In 2011, Edwards became a franchisee of Anytime Fitness, and later served on various internal governance boards for the franchise. As of 2023, she is director of the trading company that owns the franchise businesses. (Note: FM Health Group Pty Ltd, owned by the FM Health Group Trust) The company owns the Anytime franchises in Midvale and Baldivis.

In 2019, Edwards was involved in the formation of the Rockingham Alliance Against Depression which had its launch at the Hotel Clipper in Rockingham in October 2019. The AAD was based on the European AAD which reduced suicidal behaviors by 24% over a 2 year period.

=== Politics ===
In 2019, Edwards was elected as a councillor for the Baldivis Ward in the City of Rockingham, for a four-year term. She was elected deputy mayor by her fellow councillors in 2021. In 2023, she announced she would not re-contest her position after her term expired.

In April 2023, Edwards resigned her membership from the WA Labor Party. Then in May 2023, Western Australian Premier Mark McGowan resigned, triggering a by-election in his safe Labor seat of Rockingham. Due to Edwards' decision to resign her membership from the Labor Party, Edwards was not eligible to nominate for preselection due to Party requirements for nominees to hold a minimum of 12 months continuous party membership. The party then preselected political staffer Magenta Marshall who was selected unopposed as its candidate for the seat. Following this, Edwards announced that she would stand in the by-election as an independent candidate. Edwards went on to receive 15.95% of the primary and 38.63% of the two-candidates preferred vote and as such was unsuccessful for her campaign to be elected to the seat of Rockingham.

In May 2024, it was revealed by The West Australian that Hayley Edwards is nominating for preselection for the Western Australian Liberal Party to reattempt at contesting the state seat of Rockingham at the 2025 Western Australian State Election.
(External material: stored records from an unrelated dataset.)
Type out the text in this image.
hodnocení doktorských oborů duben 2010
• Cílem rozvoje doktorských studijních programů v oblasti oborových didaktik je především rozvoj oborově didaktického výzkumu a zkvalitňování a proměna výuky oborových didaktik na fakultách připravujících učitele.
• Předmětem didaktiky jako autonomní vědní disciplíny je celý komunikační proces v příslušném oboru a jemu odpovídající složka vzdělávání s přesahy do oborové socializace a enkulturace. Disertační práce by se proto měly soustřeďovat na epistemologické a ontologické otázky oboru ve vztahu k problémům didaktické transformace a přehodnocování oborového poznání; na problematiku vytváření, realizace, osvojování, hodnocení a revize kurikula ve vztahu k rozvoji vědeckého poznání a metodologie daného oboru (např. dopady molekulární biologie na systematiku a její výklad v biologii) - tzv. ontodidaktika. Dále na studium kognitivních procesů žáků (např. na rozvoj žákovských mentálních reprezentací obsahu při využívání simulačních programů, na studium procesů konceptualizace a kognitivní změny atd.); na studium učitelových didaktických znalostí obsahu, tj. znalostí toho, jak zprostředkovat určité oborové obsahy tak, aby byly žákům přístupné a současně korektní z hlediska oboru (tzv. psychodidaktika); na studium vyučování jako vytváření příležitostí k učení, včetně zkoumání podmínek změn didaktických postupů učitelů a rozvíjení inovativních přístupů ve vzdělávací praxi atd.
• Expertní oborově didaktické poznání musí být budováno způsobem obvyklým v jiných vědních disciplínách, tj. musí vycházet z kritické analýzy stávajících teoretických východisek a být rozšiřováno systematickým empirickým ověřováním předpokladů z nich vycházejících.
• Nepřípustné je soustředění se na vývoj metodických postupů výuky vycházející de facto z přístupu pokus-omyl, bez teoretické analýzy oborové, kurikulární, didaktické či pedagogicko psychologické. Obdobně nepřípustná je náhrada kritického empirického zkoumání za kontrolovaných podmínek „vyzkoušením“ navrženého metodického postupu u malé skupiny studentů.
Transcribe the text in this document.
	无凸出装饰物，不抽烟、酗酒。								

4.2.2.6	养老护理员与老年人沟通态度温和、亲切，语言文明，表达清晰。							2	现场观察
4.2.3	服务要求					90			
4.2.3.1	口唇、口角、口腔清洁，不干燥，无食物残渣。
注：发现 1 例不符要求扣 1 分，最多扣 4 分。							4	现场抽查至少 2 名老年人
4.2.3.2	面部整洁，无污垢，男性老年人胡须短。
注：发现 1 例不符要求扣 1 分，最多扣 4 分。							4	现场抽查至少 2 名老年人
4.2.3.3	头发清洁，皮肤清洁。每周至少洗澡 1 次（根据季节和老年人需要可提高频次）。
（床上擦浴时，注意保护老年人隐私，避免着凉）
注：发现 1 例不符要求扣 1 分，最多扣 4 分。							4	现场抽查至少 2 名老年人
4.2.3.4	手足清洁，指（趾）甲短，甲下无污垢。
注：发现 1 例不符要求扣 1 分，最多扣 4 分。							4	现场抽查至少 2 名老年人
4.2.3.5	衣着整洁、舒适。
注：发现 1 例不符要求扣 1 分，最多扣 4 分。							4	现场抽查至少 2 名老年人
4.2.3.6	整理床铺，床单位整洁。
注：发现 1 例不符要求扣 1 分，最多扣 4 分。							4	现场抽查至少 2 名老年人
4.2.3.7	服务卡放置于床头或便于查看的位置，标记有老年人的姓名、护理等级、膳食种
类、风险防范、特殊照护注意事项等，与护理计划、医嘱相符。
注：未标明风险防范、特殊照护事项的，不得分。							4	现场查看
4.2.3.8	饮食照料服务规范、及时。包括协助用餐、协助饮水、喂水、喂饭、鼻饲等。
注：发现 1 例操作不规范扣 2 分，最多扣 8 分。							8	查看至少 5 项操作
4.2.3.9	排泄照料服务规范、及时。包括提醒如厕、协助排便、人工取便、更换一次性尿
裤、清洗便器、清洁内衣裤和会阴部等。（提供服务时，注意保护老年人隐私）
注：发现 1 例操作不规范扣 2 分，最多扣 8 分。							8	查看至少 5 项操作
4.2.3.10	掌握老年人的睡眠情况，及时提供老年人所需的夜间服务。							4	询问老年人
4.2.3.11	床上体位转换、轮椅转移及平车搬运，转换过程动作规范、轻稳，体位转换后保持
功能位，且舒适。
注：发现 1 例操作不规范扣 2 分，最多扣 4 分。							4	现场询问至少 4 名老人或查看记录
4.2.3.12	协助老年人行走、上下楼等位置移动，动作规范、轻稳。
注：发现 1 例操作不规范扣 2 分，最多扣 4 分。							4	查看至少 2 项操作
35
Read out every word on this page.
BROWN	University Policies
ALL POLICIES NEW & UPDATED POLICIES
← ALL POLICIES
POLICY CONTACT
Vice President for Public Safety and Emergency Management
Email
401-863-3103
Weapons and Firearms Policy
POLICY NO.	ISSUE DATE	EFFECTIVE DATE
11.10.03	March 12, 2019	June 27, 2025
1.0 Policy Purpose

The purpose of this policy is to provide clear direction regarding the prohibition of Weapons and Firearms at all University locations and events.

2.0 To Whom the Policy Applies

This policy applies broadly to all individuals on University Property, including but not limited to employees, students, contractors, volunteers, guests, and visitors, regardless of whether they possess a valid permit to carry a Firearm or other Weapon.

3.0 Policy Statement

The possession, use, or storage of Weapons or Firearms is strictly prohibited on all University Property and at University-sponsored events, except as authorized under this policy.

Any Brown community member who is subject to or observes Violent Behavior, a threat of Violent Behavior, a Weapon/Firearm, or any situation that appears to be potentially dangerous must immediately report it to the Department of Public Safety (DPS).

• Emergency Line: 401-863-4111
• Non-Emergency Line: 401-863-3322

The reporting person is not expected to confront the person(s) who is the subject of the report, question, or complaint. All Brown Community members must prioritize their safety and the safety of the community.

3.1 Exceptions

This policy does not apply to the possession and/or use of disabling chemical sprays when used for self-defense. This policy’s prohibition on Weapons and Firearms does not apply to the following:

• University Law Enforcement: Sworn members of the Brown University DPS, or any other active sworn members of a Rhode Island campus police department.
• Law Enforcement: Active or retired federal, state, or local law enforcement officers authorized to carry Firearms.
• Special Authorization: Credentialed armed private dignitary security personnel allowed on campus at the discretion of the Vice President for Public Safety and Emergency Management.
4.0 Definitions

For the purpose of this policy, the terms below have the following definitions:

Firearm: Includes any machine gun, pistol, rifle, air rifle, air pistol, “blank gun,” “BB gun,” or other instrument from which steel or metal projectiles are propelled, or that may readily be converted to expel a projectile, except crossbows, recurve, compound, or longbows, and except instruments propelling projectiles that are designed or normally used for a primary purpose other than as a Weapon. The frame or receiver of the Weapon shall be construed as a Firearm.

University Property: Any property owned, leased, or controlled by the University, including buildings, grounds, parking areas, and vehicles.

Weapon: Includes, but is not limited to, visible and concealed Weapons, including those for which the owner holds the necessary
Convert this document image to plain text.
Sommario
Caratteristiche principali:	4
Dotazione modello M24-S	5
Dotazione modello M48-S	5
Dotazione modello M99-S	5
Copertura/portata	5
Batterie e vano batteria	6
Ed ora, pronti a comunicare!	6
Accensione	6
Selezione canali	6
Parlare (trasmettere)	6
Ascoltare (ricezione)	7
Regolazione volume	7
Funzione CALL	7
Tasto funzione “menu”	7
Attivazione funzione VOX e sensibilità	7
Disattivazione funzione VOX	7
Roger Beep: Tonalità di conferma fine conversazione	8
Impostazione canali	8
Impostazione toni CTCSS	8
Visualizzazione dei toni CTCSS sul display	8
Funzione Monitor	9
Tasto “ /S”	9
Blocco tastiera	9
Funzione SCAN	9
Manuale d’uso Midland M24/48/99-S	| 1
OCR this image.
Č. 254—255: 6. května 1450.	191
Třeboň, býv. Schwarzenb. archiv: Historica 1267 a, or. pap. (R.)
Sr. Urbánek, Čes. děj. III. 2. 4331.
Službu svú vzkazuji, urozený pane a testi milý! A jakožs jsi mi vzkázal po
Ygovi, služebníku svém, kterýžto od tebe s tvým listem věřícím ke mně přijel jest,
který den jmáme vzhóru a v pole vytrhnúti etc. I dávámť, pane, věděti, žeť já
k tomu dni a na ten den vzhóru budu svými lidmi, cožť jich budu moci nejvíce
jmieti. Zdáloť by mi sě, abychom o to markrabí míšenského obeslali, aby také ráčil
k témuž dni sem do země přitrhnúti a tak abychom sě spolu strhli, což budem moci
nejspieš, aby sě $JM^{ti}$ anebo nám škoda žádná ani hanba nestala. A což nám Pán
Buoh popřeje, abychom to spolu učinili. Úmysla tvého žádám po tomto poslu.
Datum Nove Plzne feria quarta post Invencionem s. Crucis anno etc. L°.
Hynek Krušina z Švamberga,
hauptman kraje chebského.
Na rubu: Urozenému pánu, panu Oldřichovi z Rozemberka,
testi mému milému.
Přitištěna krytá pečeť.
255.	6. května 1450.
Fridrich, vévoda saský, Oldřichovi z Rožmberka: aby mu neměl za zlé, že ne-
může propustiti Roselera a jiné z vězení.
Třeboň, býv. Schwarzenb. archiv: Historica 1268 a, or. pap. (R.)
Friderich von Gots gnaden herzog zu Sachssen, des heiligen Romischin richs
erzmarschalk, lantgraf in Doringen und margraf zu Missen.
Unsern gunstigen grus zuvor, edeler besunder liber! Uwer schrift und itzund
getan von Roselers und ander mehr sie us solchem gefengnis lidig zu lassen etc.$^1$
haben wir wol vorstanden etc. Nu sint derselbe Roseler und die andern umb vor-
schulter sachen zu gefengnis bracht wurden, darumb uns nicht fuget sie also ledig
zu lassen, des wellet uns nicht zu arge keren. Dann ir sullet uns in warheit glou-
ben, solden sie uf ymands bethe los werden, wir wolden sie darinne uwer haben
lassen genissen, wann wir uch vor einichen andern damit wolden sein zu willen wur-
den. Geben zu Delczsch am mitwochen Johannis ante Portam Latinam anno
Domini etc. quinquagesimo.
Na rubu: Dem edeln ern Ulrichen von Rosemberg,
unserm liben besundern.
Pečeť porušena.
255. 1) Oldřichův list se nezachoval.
Edwards' first political battle as a WA Liberal Party Member is facing construction worker Patchara Weggers in a Liberal plebiscite before being able to have a rematch with Labor's Magenta Marshall.

In June 2024, The West Australian revealed that Edwards won support from local Liberal members to take on Magenta Marshall in the safe seat of Rockingham. A rematch remate with Marshall will now occur at the 2025 Western Australian state election.